Question: A diet for a sick person must contain at least 4000 units of vitamins, 50 units of minerals and 1400...

Question

A diet for a sick person must contain at least 4000 units of vitamins, 50 units of minerals and 1400 calories. Two foods X and Y are available at a cost of Rs. 4 and Rs. 3 per unit respectively. One unit of food X contains 200 units of vitamins, 1 unit of minerals and 40 calories, whereas one unit of food Y contains 100 units of vitamins, 2 units of minerals and 40 calories. Find what combination of X and Y should be used to have least cost. Also find the least cost.

Answer 1

Solution

We first assume the variables and then convert the given conditions into algebraic forms. We plot those inequalities in the graph to find the intersecting points. Using the least cost equation and those intersecting points we find the solution that satisfies all the conditions.

Complete step by step answer:
We need to find the combination of X and Y to have the least cost.
Let us assume that we need a combination of p units of X and q units of Y to have least cost.
Two foods X and Y are available at a cost of Rs. 4 and Rs. 3 per unit respectively.
So, total cost will be $c=4p+3q$ . We need to minimise the cost.
The given conditions are a sick person must have 4000 units of vitamins, 50 units of minerals and 1400 calories where one unit of the food X contains 200 units of vitamins, 1 unit of minerals and 40 calories, whereas one unit of food Y contains 100 units of vitamins, 2 units of minerals and 40 calories.
Forming the inequality for vitamins, we get $200p+100q\ge 4000$ .
Dividing with 100 and simplifying we get $2p+q\ge 40$ .
Forming the inequality for minerals, we get $p+2q\ge 50$ .
Forming the inequality for calories, we get $40p+40q\ge 1400$ .
Dividing with 40 and simplifying we get $p+q\ge 35$
We draw the lines on graph to get the intersecting points as $A\left( 0,40 \right)$ , $B\left( 5,30 \right)$ , $C\left( 20,15 \right)$ , $D\left( 50,0 \right)$ .
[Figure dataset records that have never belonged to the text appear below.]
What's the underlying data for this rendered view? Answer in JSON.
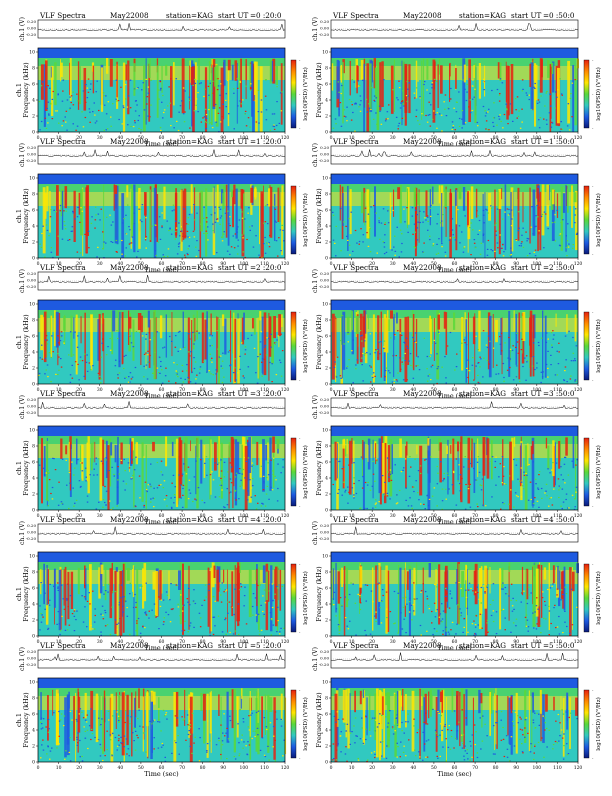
{
  "colors": {
    "spectrogram_low": "#1e5ae0",
    "spectrogram_mid": "#31c9c0",
    "spectrogram_green": "#5ad83a",
    "spectrogram_high": "#ffe600",
    "spectrogram_peak": "#e62010",
    "colorbar_stops": [
      "#e62010",
      "#ff8a00",
      "#ffe600",
      "#5ad83a",
      "#31c9c0",
      "#1e5ae0",
      "#0a1a7a"
    ]
  },
  "chart_data": [
    {
      "type": "heatmap",
      "title": "VLF Spectra",
      "date": "May22008",
      "station": "station=KAG",
      "start_label": "start  UT",
      "start_time": "=0 :20:0",
      "waveform_ylabel": "ch.1 (V)",
      "waveform_ticks": [
        "0.20",
        "0.00",
        "-0.20"
      ],
      "ylabel_prefix": "ch.1",
      "ylabel": "Frequency  (kHz)",
      "yticks": [
        "0",
        "2",
        "4",
        "6",
        "8",
        "10"
      ],
      "xlabel": "Time  (sec)",
      "xticks": [
        "0",
        "10",
        "20",
        "30",
        "40",
        "50",
        "60",
        "70",
        "80",
        "90",
        "100",
        "110",
        "120"
      ],
      "colorbar_label": "log10(PSD) (V²/Hz)",
      "colorbar_ticks": [
        "-",
        "-",
        "-"
      ]
    },
    {
      "type": "heatmap",
      "title": "VLF Spectra",
      "date": "May22008",
      "station": "station=KAG",
      "start_label": "start  UT",
      "start_time": "=0 :50:0",
      "waveform_ylabel": "ch.1 (V)",
      "waveform_ticks": [
        "0.20",
        "0.00",
        "-0.20"
      ],
      "ylabel_prefix": "",
      "ylabel": "Frequency  (kHz)",
      "yticks": [
        "0",
        "2",
        "4",
        "6",
        "8",
        "10"
      ],
      "xlabel": "Time  (sec)",
      "xticks": [
        "0",
        "10",
        "20",
        "30",
        "40",
        "50",
        "60",
        "70",
        "80",
        "90",
        "100",
        "110",
        "120"
      ],
      "colorbar_label": "log10(PSD) (V²/Hz)",
      "colorbar_ticks": [
        "-",
        "-",
        "-"
      ]
    },
    {
      "type": "heatmap",
      "title": "VLF Spectra",
      "date": "May22008",
      "station": "station=KAG",
      "start_label": "start  UT",
      "start_time": "=1 :20:0",
      "waveform_ylabel": "ch.1 (V)",
      "waveform_ticks": [
        "0.20",
        "0.00",
        "-0.20"
      ],
      "ylabel_prefix": "ch.1",
      "ylabel": "Frequency  (kHz)",
      "yticks": [
        "0",
        "2",
        "4",
        "6",
        "8",
        "10"
      ],
      "xlabel": "Time  (sec)",
      "xticks": [
        "0",
        "10",
        "20",
        "30",
        "40",
        "50",
        "60",
        "70",
        "80",
        "90",
        "100",
        "110",
        "120"
      ],
      "colorbar_label": "log10(PSD) (V²/Hz)",
      "colorbar_ticks": [
        "-",
        "-",
        "-"
      ]
    },
    {
      "type": "heatmap",
      "title": "VLF Spectra",
      "date": "May22008",
      "station": "station=KAG",
      "start_label": "start  UT",
      "start_time": "=1 :50:0",
      "waveform_ylabel": "ch.1 (V)",
      "waveform_ticks": [
        "0.20",
        "0.00",
        "-0.20"
      ],
      "ylabel_prefix": "",
      "ylabel": "Frequency  (kHz)",
      "yticks": [
        "0",
        "2",
        "4",
        "6",
        "8",
        "10"
      ],
      "xlabel": "Time  (sec)",
      "xticks": [
        "0",
        "10",
        "20",
        "30",
        "40",
        "50",
        "60",
        "70",
        "80",
        "90",
        "100",
        "110",
        "120"
      ],
      "colorbar_label": "log10(PSD) (V²/Hz)",
      "colorbar_ticks": [
        "-",
        "-",
        "-"
      ]
    },
    {
      "type": "heatmap",
      "title": "VLF Spectra",
      "date": "May22008",
      "station": "station=KAG",
      "start_label": "start  UT",
      "start_time": "=2 :20:0",
      "waveform_ylabel": "ch.1 (V)",
      "waveform_ticks": [
        "0.20",
        "0.00",
        "-0.20"
      ],
      "ylabel_prefix": "ch.1",
      "ylabel": "Frequency  (kHz)",
      "yticks": [
        "0",
        "2",
        "4",
        "6",
        "8",
        "10"
      ],
      "xlabel": "Time  (sec)",
      "xticks": [
        "0",
        "10",
        "20",
        "30",
        "40",
        "50",
        "60",
        "70",
        "80",
        "90",
        "100",
        "110",
        "120"
      ],
      "colorbar_label": "log10(PSD) (V²/Hz)",
      "colorbar_ticks": [
        "-",
        "-",
        "-"
      ]
    },
    {
      "type": "heatmap",
      "title": "VLF Spectra",
      "date": "May22008",
      "station": "station=KAG",
      "start_label": "start  UT",
      "start_time": "=2 :50:0",
      "waveform_ylabel": "ch.1 (V)",
      "waveform_ticks": [
        "0.20",
        "0.00",
        "-0.20"
      ],
      "ylabel_prefix": "",
      "ylabel": "Frequency  (kHz)",
      "yticks": [
        "0",
        "2",
        "4",
        "6",
        "8",
        "10"
      ],
      "xlabel": "Time  (sec)",
      "xticks": [
        "0",
        "10",
        "20",
        "30",
        "40",
        "50",
        "60",
        "70",
        "80",
        "90",
        "100",
        "110",
        "120"
      ],
      "colorbar_label": "log10(PSD) (V²/Hz)",
      "colorbar_ticks": [
        "-",
        "-",
        "-"
      ]
    },
    {
      "type": "heatmap",
      "title": "VLF Spectra",
      "date": "May22008",
      "station": "station=KAG",
      "start_label": "start  UT",
      "start_time": "=3 :20:0",
      "waveform_ylabel": "ch.1 (V)",
      "waveform_ticks": [
        "0.20",
        "0.00",
        "-0.20"
      ],
      "ylabel_prefix": "ch.1",
      "ylabel": "Frequency  (kHz)",
      "yticks": [
        "0",
        "2",
        "4",
        "6",
        "8",
        "10"
      ],
      "xlabel": "Time  (sec)",
      "xticks": [
        "0",
        "10",
        "20",
        "30",
        "40",
        "50",
        "60",
        "70",
        "80",
        "90",
        "100",
        "110",
        "120"
      ],
      "colorbar_label": "log10(PSD) (V²/Hz)",
      "colorbar_ticks": [
        "-",
        "-",
        "-"
      ]
    },
    {
      "type": "heatmap",
      "title": "VLF Spectra",
      "date": "May22008",
      "station": "station=KAG",
      "start_label": "start  UT",
      "start_time": "=3 :50:0",
      "waveform_ylabel": "ch.1 (V)",
      "waveform_ticks": [
        "0.20",
        "0.00",
        "-0.20"
      ],
      "ylabel_prefix": "",
      "ylabel": "Frequency  (kHz)",
      "yticks": [
        "0",
        "2",
        "4",
        "6",
        "8",
        "10"
      ],
      "xlabel": "Time  (sec)",
      "xticks": [
        "0",
        "10",
        "20",
        "30",
        "40",
        "50",
        "60",
        "70",
        "80",
        "90",
        "100",
        "110",
        "120"
      ],
      "colorbar_label": "log10(PSD) (V²/Hz)",
      "colorbar_ticks": [
        "-",
        "-",
        "-"
      ]
    },
    {
      "type": "heatmap",
      "title": "VLF Spectra",
      "date": "May22008",
      "station": "station=KAG",
      "start_label": "start  UT",
      "start_time": "=4 :20:0",
      "waveform_ylabel": "ch.1 (V)",
      "waveform_ticks": [
        "0.20",
        "0.00",
        "-0.20"
      ],
      "ylabel_prefix": "ch.1",
      "ylabel": "Frequency  (kHz)",
      "yticks": [
        "0",
        "2",
        "4",
        "6",
        "8",
        "10"
      ],
      "xlabel": "Time  (sec)",
      "xticks": [
        "0",
        "10",
        "20",
        "30",
        "40",
        "50",
        "60",
        "70",
        "80",
        "90",
        "100",
        "110",
        "120"
      ],
      "colorbar_label": "log10(PSD) (V²/Hz)",
      "colorbar_ticks": [
        "-",
        "-",
        "-"
      ]
    },
    {
      "type": "heatmap",
      "title": "VLF Spectra",
      "date": "May22008",
      "station": "station=KAG",
      "start_label": "start  UT",
      "start_time": "=4 :50:0",
      "waveform_ylabel": "ch.1 (V)",
      "waveform_ticks": [
        "0.20",
        "0.00",
        "-0.20"
      ],
      "ylabel_prefix": "",
      "ylabel": "Frequency  (kHz)",
      "yticks": [
        "0",
        "2",
        "4",
        "6",
        "8",
        "10"
      ],
      "xlabel": "Time  (sec)",
      "xticks": [
        "0",
        "10",
        "20",
        "30",
        "40",
        "50",
        "60",
        "70",
        "80",
        "90",
        "100",
        "110",
        "120"
      ],
      "colorbar_label": "log10(PSD) (V²/Hz)",
      "colorbar_ticks": [
        "-",
        "-",
        "-"
      ]
    },
    {
      "type": "heatmap",
      "title": "VLF Spectra",
      "date": "May22008",
      "station": "station=KAG",
      "start_label": "start  UT",
      "start_time": "=5 :20:0",
      "waveform_ylabel": "ch.1 (V)",
      "waveform_ticks": [
        "0.20",
        "0.00",
        "-0.20"
      ],
      "ylabel_prefix": "ch.1",
      "ylabel": "Frequency  (kHz)",
      "yticks": [
        "0",
        "2",
        "4",
        "6",
        "8",
        "10"
      ],
      "xlabel": "Time  (sec)",
      "xticks": [
        "0",
        "10",
        "20",
        "30",
        "40",
        "50",
        "60",
        "70",
        "80",
        "90",
        "100",
        "110",
        "120"
      ],
      "colorbar_label": "log10(PSD) (V²/Hz)",
      "colorbar_ticks": [
        "-",
        "-",
        "-"
      ]
    },
    {
      "type": "heatmap",
      "title": "VLF Spectra",
      "date": "May22008",
      "station": "station=KAG",
      "start_label": "start  UT",
      "start_time": "=5 :50:0",
      "waveform_ylabel": "ch.1 (V)",
      "waveform_ticks": [
        "0.20",
        "0.00",
        "-0.20"
      ],
      "ylabel_prefix": "",
      "ylabel": "Frequency  (kHz)",
      "yticks": [
        "0",
        "2",
        "4",
        "6",
        "8",
        "10"
      ],
      "xlabel": "Time  (sec)",
      "xticks": [
        "0",
        "10",
        "20",
        "30",
        "40",
        "50",
        "60",
        "70",
        "80",
        "90",
        "100",
        "110",
        "120"
      ],
      "colorbar_label": "log10(PSD) (V²/Hz)",
      "colorbar_ticks": [
        "-",
        "-",
        "-"
      ]
    }
  ]
}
We find the minimum value possible for $c=4p+3q$ at those points.
At $A\left( 0,40 \right)$ we get $c=3\times 40=120$ .
At $B\left( 5,30 \right)$ we get $c=4\times 5+3\times 30=110$ .
At $C\left( 20,15 \right)$ we get $c=4\times 20+3\times 15=125$ .
At $D\left( 50,0 \right)$ we get $c=4\times 50=200$ .
So, the least value is achieved at $B\left( 5,30 \right)$ .
Therefore, the combination of X and Y that should be used to have the least cost is 5 and 30 units respectively. Also, the least cost is Rs. 110.

Note: We take the origin point in multiplications. We can use any point other than the ones that are on the line itself to find out the direction in which the required region is.
For example, we take the point $\left( -1,-1 \right)$ instead of $\left( 0,0 \right)$ . This does not satisfy the inequality $2p+q\ge 40$ where we get $-3\ge 40$ . The area goes to the opposite side.
This means we can take any arbitrary point and that will indicate the area accordingly.